On the same day, another feature article focused on obstetric fistula, a condition developed after days of obstructed labour without treatment. Over the course of the three to five days of labour, the unborn child presses against the mother's vagina very tightly, cutting off blood flow to the surrounding tissues. The obstetric fistula develops (a tear) between the rectum and the vagina or the bladder and the vagina.

For women who survive, their fate is social isolation which quickly leads to depression, increased poverty and chronic illness, because they are unable to control the passing of urine or faeces anymore. Every day 800 women still die from pregnancy or childbirth complications; for every one woman who dies, 20 or more are either injured or become disabled. Obstetric fistula is preventable but two million women continue to live with it in Sub-Saharan Africa, South Asia and Arab countries, and every year, 50,000 to 100,000 new cases are recorded.

And what does all this have to do with adolescent pregnancy, you ask? Adolescent pregnancy occurs when society as a whole connives into reality an enabling environment for adolescent pregnancy. The failure of governments to ensure adolescent girls and women access correct and timely sexual and reproductive health information and services or to address the socio-cultural-informed gender dynamics which are hostile to women and girls contribute to that enabling environment.

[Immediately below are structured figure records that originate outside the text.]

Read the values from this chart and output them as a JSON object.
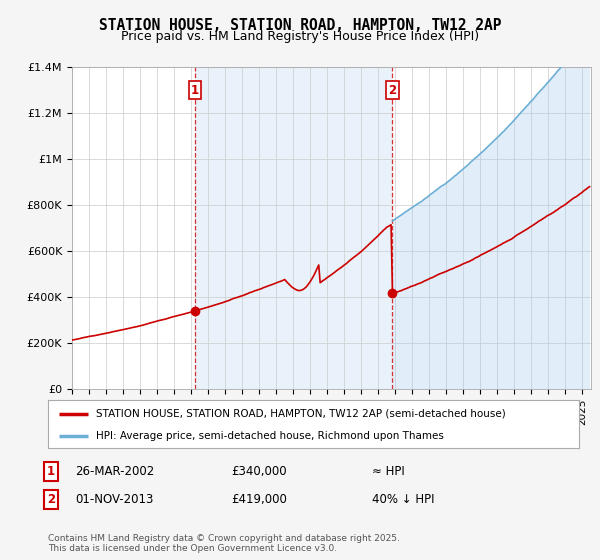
{
  "title_line1": "STATION HOUSE, STATION ROAD, HAMPTON, TW12 2AP",
  "title_line2": "Price paid vs. HM Land Registry's House Price Index (HPI)",
  "ylim": [
    0,
    1400000
  ],
  "yticks": [
    0,
    200000,
    400000,
    600000,
    800000,
    1000000,
    1200000,
    1400000
  ],
  "ytick_labels": [
    "£0",
    "£200K",
    "£400K",
    "£600K",
    "£800K",
    "£1M",
    "£1.2M",
    "£1.4M"
  ],
  "xlim_start": 1995.0,
  "xlim_end": 2025.5,
  "sale1_year": 2002.23,
  "sale1_price": 340000,
  "sale2_year": 2013.83,
  "sale2_price": 419000,
  "hpi_color": "#6baed6",
  "hpi_fill_color": "#ddeeff",
  "price_color": "#cc0000",
  "vline_color": "#cc0000",
  "bg_color": "#ffffff",
  "plot_bg_color": "#ffffff",
  "fig_bg_color": "#f5f5f5",
  "grid_color": "#cccccc",
  "legend_label_price": "STATION HOUSE, STATION ROAD, HAMPTON, TW12 2AP (semi-detached house)",
  "legend_label_hpi": "HPI: Average price, semi-detached house, Richmond upon Thames",
  "annotation1_date": "26-MAR-2002",
  "annotation1_price": "£340,000",
  "annotation1_hpi": "≈ HPI",
  "annotation2_date": "01-NOV-2013",
  "annotation2_price": "£419,000",
  "annotation2_hpi": "40% ↓ HPI",
  "footer": "Contains HM Land Registry data © Crown copyright and database right 2025.\nThis data is licensed under the Open Government Licence v3.0."
}
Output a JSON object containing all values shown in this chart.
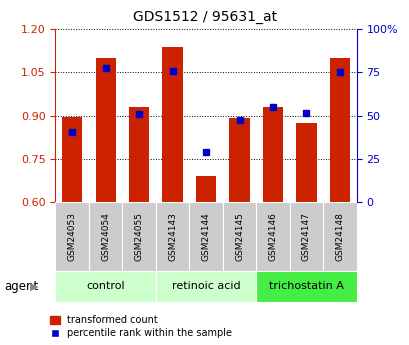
{
  "title": "GDS1512 / 95631_at",
  "samples": [
    "GSM24053",
    "GSM24054",
    "GSM24055",
    "GSM24143",
    "GSM24144",
    "GSM24145",
    "GSM24146",
    "GSM24147",
    "GSM24148"
  ],
  "red_values": [
    0.895,
    1.1,
    0.93,
    1.14,
    0.69,
    0.89,
    0.93,
    0.875,
    1.1
  ],
  "blue_values": [
    0.842,
    1.065,
    0.905,
    1.055,
    0.775,
    0.885,
    0.93,
    0.91,
    1.05
  ],
  "ylim": [
    0.6,
    1.2
  ],
  "y2lim": [
    0,
    100
  ],
  "yticks": [
    0.6,
    0.75,
    0.9,
    1.05,
    1.2
  ],
  "y2ticks": [
    0,
    25,
    50,
    75,
    100
  ],
  "y2ticklabels": [
    "0",
    "25",
    "50",
    "75",
    "100%"
  ],
  "bar_color": "#cc2200",
  "dot_color": "#0000cc",
  "bar_bottom": 0.6,
  "group_starts": [
    0,
    3,
    6
  ],
  "group_ends": [
    3,
    6,
    9
  ],
  "group_labels": [
    "control",
    "retinoic acid",
    "trichostatin A"
  ],
  "group_colors": [
    "#ccffcc",
    "#ccffcc",
    "#44ee44"
  ],
  "legend_red": "transformed count",
  "legend_blue": "percentile rank within the sample",
  "agent_label": "agent",
  "left_axis_color": "#cc2200",
  "right_axis_color": "#0000cc",
  "sample_bg": "#cccccc",
  "bar_width": 0.6
}
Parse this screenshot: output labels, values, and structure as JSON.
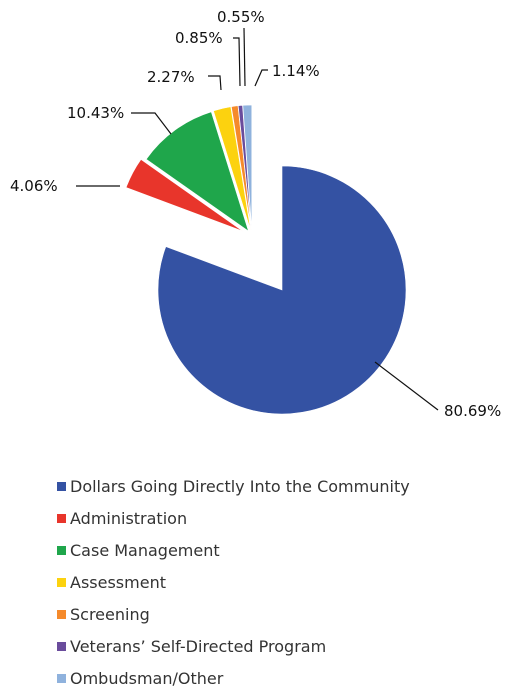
{
  "chart_data": {
    "type": "pie",
    "exploded": true,
    "categories": [
      "Dollars Going Directly Into the Community",
      "Administration",
      "Case Management",
      "Assessment",
      "Screening",
      "Veterans’ Self-Directed Program",
      "Ombudsman/Other"
    ],
    "values": [
      80.69,
      4.06,
      10.43,
      2.27,
      0.85,
      0.55,
      1.14
    ],
    "labels": [
      "80.69%",
      "4.06%",
      "10.43%",
      "2.27%",
      "0.85%",
      "0.55%",
      "1.14%"
    ],
    "colors": [
      "#3452a3",
      "#e8352b",
      "#1fa64b",
      "#fcd20f",
      "#f58a2b",
      "#6a4c9c",
      "#8fb2dd"
    ],
    "legend_position": "bottom"
  }
}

When society which is really, you and me, continue to allow that, we place our adolescents and young mothers in harm's way - it may not be obstetric fistula but it could be maternal mortality. The rippling effect of not completing school or having to get married because of a pregnancy, on the adolescent girl's future prospects need not be spelt out.

Adolescent pregnancy is as much a health issue as it is a rights issue. When teenage boys and girls do not have the correct information on their sexual and reproductive health, they make decisions which can lead to contracting sexually-transmitted infections like HIV or pregnancy.

As girls move into adolescence and young adulthood, their needs for sexual and reproductive health services increase acutely. Lack of access to these services can have lasting impact on a girl's health and opportunity.

Young people are still too often excluded from decision making processes that directly affect their lives. About 76 per cent of countries reported during the International Conference on Population and Development (ICPD) Program of Action (PoA) implementation review that they had instituted concrete procedures and mechanisms for the participation of adolescents and youth in making decisions that affect youth.

A safe, successful and healthy passage from adolescence into adulthood is the right of every child. This can only be fulfilled if families and societies make focused investments and provide opportunities to ensure adolescents and youth progressively develop the knowledge, skills and resilience needed for a healthy productive and fulfilling life.

Adolescents and youth are central to the future development agenda. There are 1.8 billion people aged 10-24 in the world - one quarter of the world's population comprise adolescents (10-19 years) and youth (15-24 years). We must take advantage of this as an opportunity to fully benefit from it, we must invest in young people today.

"Breaking the cycle of adolescent pregnancy requires commitment from all of us to invest in adolescent girls," UNFPA Pacific Sub-Regional Office director and representative Dr Laurent Zessler said. "Ensuring effective livelihood skills and access to sexual and reproductive health and comprehensive sexuality education, is essential to their development and that of their families, communities and countries."

Investing in young people can perhaps begin in collectively bringing into reality an enabling environment where every pregnancy is wanted, every birth is safe and every young person's potential is fulfilled.

Adolescent pregnancy needs to be addressed for a future of youth in fundamentally good health. They deserve nothing less.